After the election, Obama may use his executive authority to grant legal status to 3-5 million long-standing immigrants who came to the U.S. without papers and who have worked and established families in communities here, Garrett predicted. If that happens, it is possible that a Republican-controlled House and Senate will refuse to fund it. This sets the stage for a government shutdown. “And don’t think the White House hasn’t thought this through,” Garrett said. “Would it not like to see Republicans, as soon as they become the governing party, run themselves into a shutdown box canyon over immigration?”  

BIG MONEY
Regarding a question about whether mega-donors have skewed the political process, Garrett confessed to nostalgia for the old soft money system.

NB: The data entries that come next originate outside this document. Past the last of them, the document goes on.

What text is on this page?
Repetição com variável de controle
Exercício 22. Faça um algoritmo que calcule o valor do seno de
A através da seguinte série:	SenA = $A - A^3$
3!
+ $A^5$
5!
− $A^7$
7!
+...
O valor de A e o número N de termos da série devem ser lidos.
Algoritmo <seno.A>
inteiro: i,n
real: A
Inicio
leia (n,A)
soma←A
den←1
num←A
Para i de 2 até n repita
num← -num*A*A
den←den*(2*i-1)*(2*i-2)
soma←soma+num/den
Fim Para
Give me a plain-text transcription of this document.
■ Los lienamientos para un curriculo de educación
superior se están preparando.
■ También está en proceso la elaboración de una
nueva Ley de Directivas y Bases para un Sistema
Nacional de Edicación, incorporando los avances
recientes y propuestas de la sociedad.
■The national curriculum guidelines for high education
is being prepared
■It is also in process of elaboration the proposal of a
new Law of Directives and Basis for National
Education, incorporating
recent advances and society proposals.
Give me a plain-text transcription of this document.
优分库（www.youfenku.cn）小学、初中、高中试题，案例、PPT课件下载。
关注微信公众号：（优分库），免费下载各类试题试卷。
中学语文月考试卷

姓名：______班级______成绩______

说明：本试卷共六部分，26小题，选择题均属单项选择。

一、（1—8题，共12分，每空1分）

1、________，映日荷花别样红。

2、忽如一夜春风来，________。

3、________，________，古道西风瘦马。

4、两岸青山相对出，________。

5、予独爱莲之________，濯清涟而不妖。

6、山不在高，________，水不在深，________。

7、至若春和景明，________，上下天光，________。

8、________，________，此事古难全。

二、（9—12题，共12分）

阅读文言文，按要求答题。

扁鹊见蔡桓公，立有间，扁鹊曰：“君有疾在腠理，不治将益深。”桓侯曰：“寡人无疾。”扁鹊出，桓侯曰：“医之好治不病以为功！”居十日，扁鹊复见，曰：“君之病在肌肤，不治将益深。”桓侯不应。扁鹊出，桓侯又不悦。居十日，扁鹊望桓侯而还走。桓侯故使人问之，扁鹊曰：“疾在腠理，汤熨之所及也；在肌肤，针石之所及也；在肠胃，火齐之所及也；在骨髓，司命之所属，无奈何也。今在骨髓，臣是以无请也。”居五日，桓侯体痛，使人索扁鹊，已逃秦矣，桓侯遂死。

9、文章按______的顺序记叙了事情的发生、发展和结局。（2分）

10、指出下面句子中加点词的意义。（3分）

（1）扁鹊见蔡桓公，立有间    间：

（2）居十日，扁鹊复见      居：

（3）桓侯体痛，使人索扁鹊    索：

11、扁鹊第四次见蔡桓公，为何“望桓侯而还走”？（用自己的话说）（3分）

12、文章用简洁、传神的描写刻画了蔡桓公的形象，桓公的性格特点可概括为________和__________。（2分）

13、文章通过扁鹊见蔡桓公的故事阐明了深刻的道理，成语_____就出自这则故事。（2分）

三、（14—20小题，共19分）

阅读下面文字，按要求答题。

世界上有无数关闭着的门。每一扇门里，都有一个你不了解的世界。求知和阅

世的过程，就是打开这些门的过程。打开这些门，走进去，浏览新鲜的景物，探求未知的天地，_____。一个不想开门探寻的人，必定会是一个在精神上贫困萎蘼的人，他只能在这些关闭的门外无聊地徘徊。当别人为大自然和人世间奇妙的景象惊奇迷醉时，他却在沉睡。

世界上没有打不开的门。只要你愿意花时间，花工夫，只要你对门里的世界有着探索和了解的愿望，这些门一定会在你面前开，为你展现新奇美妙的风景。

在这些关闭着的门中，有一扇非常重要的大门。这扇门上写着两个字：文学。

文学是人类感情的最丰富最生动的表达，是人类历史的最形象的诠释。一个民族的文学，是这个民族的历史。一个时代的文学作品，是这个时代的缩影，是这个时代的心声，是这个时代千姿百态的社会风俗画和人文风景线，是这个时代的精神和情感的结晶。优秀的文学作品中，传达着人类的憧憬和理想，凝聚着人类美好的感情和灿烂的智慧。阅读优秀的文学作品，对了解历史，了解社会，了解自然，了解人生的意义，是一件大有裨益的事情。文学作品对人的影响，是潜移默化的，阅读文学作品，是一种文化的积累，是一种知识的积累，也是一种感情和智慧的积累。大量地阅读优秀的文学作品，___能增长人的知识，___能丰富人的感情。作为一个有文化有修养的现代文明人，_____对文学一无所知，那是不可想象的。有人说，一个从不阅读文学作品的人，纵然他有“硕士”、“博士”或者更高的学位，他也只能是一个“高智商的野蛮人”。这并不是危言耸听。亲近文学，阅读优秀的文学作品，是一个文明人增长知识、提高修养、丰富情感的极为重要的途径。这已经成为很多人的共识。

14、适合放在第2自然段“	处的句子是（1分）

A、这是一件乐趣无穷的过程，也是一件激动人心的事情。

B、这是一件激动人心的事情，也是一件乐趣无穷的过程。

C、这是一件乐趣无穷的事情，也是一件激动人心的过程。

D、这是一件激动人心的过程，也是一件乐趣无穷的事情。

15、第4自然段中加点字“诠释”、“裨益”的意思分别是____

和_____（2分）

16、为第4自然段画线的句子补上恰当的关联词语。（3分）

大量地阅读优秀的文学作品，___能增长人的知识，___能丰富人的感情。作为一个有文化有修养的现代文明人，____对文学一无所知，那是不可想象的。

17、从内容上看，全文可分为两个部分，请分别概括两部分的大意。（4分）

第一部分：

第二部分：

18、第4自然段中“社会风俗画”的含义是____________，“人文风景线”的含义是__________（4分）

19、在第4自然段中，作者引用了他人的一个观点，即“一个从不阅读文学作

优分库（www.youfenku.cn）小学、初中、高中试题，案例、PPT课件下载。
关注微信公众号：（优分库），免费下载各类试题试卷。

When party machines controlled the distribution of political donations, “it wasn’t ideal” but you had a wall between donors and individual candidates, he said.

 The committees served as a clearinghouse for political donations, according to Garrett. They limited the amount of direct influence that big donors could have over candidates. An unintended consequence of the McCain-Feingold reform was that it got rid of the middleman and gave big donors more control over where their money goes.
However, many of the dire predictions about big money buying elections are overstated, he pointed out. In the 2012 campaign, super PAC money didn’t affect the election’s outcome. In some ways, the efforts of super PACS cancelled each other out

A TIME OF TRANSFORMATION
Garrett said that while gridlock may prevail on the Hill, “we are living in an amazing decade of political transformation.”  In the 2004 election, the legalization of gay marriage seemed remote, yet it only took a decade for the nation to accept this change, he pointed out. “It underscores something that is majestic and beautiful about our country. We change faster than any civilization on planet Earth. Change is happening right before our eyes.”